En étudiant de près le règne et la vie du roi que le Danemark vient de perdre, on le verrait encourager l’essor de la nationalité danoise même par quelques-uns de ses goûts et de ses penchans personnels. Sa simplicité de mœurs plaisait et semblait contraster avec les habitudes germaniques, à tel point que nous avons entendu attribuer son second divorce avec une princesse de Mecklembourg à son invincible antipathie pour la raideur des petites cours allemandes. Son goût prononcé pour les études archéologiques paraissait inspiré par le même vif sentiment de la nationalité.
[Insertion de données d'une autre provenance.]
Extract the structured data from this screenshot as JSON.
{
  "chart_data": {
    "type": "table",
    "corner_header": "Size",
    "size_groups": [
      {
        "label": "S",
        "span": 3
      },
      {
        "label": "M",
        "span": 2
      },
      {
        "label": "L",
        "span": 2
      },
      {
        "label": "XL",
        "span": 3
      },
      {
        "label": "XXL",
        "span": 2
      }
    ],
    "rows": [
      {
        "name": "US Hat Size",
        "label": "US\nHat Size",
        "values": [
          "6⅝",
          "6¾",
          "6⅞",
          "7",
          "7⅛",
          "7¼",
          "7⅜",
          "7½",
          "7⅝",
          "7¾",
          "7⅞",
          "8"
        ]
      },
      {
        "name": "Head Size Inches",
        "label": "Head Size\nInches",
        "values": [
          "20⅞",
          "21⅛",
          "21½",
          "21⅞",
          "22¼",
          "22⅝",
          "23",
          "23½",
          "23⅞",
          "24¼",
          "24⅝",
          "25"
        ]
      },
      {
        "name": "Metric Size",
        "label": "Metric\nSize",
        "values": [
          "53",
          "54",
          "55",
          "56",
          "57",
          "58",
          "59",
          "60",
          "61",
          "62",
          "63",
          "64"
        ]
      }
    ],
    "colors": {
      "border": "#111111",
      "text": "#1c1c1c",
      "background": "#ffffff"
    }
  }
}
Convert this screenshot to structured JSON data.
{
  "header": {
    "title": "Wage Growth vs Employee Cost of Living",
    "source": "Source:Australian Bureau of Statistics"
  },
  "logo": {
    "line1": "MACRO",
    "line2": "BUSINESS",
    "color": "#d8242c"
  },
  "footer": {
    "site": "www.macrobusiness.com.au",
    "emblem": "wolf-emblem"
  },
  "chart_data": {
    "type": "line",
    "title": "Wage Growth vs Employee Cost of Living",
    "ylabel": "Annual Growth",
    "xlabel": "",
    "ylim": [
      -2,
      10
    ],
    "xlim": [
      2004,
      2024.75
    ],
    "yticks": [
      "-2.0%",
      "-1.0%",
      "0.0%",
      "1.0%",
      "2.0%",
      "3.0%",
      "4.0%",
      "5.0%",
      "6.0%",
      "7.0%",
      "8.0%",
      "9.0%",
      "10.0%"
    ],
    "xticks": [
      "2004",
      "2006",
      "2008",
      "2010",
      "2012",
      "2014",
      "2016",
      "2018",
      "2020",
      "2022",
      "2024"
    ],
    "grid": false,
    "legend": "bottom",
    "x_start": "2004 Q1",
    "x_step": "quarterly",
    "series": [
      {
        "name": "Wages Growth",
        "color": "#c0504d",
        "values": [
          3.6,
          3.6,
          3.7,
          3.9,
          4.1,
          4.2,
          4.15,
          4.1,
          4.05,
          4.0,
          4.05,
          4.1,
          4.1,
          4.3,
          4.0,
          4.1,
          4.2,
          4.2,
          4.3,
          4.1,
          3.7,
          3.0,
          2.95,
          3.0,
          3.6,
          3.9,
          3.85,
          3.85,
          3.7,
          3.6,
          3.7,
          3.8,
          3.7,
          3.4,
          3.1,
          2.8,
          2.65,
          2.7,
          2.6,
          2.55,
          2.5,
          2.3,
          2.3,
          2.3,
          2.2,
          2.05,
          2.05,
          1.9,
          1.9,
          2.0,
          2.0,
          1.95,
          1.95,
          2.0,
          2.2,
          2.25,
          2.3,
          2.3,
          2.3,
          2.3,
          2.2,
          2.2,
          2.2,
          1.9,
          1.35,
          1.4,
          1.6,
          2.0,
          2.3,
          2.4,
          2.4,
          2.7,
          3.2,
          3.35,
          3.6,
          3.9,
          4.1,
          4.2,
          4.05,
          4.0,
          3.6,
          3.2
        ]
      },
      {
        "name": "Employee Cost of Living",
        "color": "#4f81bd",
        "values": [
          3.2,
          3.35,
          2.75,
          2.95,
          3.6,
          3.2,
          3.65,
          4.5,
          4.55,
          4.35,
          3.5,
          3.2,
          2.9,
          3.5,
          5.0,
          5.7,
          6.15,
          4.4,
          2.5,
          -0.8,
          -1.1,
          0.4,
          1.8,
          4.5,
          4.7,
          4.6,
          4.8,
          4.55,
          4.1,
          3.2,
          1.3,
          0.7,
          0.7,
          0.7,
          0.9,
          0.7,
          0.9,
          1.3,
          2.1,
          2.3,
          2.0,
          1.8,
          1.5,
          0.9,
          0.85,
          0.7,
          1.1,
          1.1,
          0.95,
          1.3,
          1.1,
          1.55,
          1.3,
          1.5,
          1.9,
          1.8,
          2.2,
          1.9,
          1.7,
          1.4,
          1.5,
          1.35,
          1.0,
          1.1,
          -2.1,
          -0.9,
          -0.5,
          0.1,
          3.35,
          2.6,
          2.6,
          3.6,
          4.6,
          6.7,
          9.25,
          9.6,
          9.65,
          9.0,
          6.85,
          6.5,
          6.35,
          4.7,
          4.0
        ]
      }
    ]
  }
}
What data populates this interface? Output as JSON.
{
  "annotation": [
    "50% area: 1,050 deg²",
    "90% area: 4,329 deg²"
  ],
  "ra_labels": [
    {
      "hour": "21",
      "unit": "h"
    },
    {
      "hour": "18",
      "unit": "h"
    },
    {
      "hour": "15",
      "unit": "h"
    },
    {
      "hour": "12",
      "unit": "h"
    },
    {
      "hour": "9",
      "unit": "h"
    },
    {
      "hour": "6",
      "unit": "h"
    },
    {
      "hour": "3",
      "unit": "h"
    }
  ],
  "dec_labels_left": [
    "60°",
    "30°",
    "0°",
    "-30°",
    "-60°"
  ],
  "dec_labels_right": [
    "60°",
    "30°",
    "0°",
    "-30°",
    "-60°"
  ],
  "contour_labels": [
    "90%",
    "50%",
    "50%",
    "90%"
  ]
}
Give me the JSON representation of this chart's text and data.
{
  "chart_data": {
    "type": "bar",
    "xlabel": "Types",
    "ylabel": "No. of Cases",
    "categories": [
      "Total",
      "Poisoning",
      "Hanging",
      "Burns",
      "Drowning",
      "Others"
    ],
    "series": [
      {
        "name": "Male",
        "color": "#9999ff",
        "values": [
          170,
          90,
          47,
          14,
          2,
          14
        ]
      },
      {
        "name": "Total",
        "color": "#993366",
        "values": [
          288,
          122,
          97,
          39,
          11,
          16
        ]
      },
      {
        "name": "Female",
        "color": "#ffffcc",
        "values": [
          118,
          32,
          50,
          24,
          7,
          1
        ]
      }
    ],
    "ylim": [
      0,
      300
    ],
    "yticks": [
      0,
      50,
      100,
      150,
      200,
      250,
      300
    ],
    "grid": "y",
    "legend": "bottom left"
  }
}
Après les heures données aux affaires, il n’avait pas de plus chères occupations que de présider la célèbre société des antiquaires du Nord, ou bien il dirigeait quelque fouille de sépulture antique, rédigeait un mémoire, déchiffrait une inscription, et ne se retirait jamais plus satisfait que lorsque des études ou des explications nouvelles avaient démontré une fois de plus la profonde différence qui sépare la race purement germanique des nations Scandinaves.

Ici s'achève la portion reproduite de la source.